Some would say the answer is to simply not allow children to have cell phones in school. The appeal of that answer is easy enough to see. It’s simple, it’s clear and it’s decisive. It is also, unfortunately, unworkable and wrong. School districts who have attempted to take away cell phones from students have been met with hostility, not just from students, but from their parents as well. Moreover, as noted by the Times, teachers are often able to allow students to use their portable technologies for productive purposes. No, we can’t just take away all the cell phones, but perhaps the answer to the problems caused by those phones has been staring us in the face all along: communication.

Communication is, after all, what we all use cell phones for, and communicating is what we need to do to solve the problems caused by cell phones in our schools. Parents, teachers, school administrators and yes, students, are going to have to sit down, as soon as possible, and work it out. If You Tube and other Web sites have shown us anything (besides videos of stupid human tricks, that is) it’s that we are no longer living in a top down society. School districts are going to have to set up technology panels to help set policies that work for all.

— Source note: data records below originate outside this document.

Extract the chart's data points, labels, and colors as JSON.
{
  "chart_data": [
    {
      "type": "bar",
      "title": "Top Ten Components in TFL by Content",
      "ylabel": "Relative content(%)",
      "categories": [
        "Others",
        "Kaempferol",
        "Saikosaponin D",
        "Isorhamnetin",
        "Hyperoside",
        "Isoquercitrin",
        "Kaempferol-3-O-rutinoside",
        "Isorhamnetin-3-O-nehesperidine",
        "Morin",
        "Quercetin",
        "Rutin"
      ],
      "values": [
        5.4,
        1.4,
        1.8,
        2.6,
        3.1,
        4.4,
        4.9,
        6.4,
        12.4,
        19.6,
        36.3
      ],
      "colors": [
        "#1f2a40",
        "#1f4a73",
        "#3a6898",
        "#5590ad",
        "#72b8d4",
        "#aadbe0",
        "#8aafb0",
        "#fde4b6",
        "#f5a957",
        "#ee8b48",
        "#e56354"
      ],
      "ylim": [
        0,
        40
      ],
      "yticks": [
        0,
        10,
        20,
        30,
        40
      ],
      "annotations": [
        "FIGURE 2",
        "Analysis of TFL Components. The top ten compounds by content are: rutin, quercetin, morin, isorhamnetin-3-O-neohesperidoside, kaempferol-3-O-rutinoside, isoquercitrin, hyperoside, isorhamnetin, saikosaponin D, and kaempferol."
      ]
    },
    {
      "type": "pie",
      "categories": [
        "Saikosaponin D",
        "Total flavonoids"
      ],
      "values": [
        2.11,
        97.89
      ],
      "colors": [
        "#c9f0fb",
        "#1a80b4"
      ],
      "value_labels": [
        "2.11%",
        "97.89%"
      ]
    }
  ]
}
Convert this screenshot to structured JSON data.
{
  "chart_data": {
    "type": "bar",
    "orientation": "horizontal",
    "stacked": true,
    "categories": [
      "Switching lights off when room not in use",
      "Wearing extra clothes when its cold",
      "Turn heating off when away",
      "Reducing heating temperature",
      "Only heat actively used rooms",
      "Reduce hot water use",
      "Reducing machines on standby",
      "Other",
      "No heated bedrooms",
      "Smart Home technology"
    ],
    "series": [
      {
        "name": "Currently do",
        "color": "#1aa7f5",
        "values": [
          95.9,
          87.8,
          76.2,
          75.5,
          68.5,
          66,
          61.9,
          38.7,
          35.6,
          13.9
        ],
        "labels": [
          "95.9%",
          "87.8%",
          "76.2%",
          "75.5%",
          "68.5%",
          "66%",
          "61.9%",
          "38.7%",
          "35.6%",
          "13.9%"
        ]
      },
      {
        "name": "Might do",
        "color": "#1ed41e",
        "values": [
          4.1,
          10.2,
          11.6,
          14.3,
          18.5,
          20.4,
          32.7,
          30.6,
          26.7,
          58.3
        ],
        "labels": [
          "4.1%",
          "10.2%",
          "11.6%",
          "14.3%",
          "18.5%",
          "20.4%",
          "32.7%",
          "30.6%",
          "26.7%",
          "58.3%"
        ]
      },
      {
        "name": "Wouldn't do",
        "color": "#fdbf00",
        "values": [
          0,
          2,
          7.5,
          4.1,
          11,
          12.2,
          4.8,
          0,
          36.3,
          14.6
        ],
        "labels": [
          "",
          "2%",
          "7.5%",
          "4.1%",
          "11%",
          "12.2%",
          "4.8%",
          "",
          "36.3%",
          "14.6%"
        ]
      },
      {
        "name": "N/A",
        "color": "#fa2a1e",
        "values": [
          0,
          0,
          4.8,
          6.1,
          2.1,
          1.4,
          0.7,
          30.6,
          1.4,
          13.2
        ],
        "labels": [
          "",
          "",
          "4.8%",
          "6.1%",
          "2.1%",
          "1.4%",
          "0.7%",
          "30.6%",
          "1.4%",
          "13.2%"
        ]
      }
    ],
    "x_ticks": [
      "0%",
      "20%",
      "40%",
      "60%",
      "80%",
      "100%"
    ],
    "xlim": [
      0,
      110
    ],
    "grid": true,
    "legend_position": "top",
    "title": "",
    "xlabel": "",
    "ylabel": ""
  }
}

Should there be cell phone free areas in every school? Should students have to check their phones with their teachers when they walk into class, the same way patrons check bags before walking into a store? What sort of disciplinary measures are we prepared to use to enforce our new policies, whatever they may be? We are going to have to answer all of those questions.

What we cannot do, however, is delay. Our schools cannot serve their purpose, cannot fulfill their mission of educating our children, if they can not promise all of the people in them that, at the very least, they will be free from humiliation and harassment. It’s time everyone involved in our schools, from teachers to students to parents and administrators, have a conversation, one that hopefully will take place in person, and not on the phone.